By Jason Maynard, SVP Global Field Operations
It’s a tough time for businesses. Leaders are faced with managing critical short-term priorities as they try to ensure their business survives the global pandemic, while also having to determine how they can set their business up for a faster rebound and long-term success.
To learn more about how business leaders are coping and what we can do to help in both the short and long term, our research team at Brainyard surveyed 174 executives and managers from small ($10 million or less), midsize ($11-50 million) and midcap ($51-500 million) companies in North America over the first week of April. Here’s what we found.
Almost Every Business Has Been Impacted
Businesses have been affected, some positively. But returning to normal is still far out.
85 percent of respondents said their businesses have been harmed by the coronavirus outbreak. 53 percent classified the harm as substantial.
The pandemic has created increased demand for some businesses, with 14 percent of businesses bringing on more workers and 20 percent asking for more hours from their existing employees to meet growing demands.

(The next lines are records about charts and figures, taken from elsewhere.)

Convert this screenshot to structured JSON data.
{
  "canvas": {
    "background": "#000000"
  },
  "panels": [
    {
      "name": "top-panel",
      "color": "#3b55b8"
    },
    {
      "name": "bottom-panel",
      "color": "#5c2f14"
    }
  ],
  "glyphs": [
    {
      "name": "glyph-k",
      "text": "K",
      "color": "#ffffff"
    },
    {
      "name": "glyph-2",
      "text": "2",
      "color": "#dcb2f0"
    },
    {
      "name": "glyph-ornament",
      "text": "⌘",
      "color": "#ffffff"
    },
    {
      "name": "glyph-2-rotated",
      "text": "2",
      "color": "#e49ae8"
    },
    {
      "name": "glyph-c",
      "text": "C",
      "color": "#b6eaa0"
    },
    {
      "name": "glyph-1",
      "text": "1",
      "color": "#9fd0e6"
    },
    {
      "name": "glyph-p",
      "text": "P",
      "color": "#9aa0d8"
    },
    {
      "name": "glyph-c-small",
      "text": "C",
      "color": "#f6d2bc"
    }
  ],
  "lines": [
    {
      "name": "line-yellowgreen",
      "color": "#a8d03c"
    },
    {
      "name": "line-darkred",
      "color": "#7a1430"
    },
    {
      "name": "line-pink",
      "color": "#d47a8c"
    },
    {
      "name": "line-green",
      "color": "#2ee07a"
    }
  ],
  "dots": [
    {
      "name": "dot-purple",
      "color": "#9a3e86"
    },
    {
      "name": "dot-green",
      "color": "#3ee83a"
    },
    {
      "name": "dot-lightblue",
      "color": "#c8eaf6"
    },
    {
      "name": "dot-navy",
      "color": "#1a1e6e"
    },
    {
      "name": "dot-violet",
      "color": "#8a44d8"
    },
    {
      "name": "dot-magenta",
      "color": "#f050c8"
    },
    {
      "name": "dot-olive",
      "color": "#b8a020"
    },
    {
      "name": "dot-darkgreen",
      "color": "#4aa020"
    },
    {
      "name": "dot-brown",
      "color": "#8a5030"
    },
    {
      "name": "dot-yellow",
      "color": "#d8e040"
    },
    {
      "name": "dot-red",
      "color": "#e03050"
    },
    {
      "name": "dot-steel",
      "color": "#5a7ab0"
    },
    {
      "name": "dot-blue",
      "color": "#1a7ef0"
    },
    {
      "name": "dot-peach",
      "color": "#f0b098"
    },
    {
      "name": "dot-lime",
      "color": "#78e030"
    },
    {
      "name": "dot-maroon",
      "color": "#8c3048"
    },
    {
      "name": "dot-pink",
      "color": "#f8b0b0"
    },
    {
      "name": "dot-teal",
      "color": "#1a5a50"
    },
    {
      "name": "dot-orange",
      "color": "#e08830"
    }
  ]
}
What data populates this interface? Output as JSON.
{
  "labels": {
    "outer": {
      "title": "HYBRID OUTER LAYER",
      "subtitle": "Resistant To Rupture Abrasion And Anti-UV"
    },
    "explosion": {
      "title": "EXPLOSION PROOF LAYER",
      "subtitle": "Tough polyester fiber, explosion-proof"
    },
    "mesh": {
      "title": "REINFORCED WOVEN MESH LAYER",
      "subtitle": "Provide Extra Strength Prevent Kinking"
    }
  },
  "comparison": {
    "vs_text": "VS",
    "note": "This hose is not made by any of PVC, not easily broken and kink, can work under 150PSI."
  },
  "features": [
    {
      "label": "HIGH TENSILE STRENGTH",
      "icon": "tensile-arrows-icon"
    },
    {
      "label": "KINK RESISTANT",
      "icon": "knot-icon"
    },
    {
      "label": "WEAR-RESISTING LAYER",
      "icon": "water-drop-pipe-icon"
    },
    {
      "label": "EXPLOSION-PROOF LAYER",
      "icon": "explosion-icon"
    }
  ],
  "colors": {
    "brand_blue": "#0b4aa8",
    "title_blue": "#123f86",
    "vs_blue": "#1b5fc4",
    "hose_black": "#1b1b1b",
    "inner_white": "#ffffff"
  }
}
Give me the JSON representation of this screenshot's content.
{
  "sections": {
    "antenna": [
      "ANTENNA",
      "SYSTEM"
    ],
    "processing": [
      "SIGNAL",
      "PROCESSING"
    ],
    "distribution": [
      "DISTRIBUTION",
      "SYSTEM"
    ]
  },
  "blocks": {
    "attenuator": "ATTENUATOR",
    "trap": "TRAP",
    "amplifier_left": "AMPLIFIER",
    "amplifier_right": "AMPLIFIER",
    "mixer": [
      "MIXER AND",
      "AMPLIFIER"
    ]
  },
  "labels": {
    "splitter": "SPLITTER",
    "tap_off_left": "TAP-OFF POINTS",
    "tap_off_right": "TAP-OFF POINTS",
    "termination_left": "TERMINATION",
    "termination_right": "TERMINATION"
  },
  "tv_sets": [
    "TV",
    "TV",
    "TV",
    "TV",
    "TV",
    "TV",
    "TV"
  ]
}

Almost universally, new safety and business policies/practices have been put in place. 93 percent of businesses have worked to educate staff on new safety practices; 95 percent have canceled business travel; and 89 percent have offered remote work to at least some employees.
A New 2020
Business leaders are re-evaluating spending for this year and starting to plan for the road ahead.
Every company is re-evaluating its spending plans for the year. Capital spending will experience the biggest lost with nearly 60 percent planning large (46 percent) or small (13 percent) cuts.
Only 17 percent of executives think they can get through this crisis without some form of financial help. When asked about the sources of financial help, 80 percent noted federal aid, 43 percent noted bank loans and 20 percent are looking for help from state led programs.
Business leaders from companies of different sizes had very different outlooks. A quarter (25 percent) of executives from businesses with less than $10 million in revenue are very confident of success in the coming six months compared to only 8 percent of executives from businesses with revenues in excess of $10 million.
Businesses are prioritizing technology investments. 30 percent of businesses are planning to increase spending on technology, while 31 percent expect investments in technology to remain flat from 2019 levels. In contrast, spending plans varied in other categories including payroll (48 percent), marketing (53 percent), sales (52 percent) and production (43 percent) planning cuts.
While business leaders expect this to be a difficult year for their companies and the economy, there is a sentiment of hope if they can control spending, get access to financial aid and focus on areas that deliver an immediate return.
We all know it’s a long road ahead, but every journey starts with a single step and together we can rebuild and return to growth.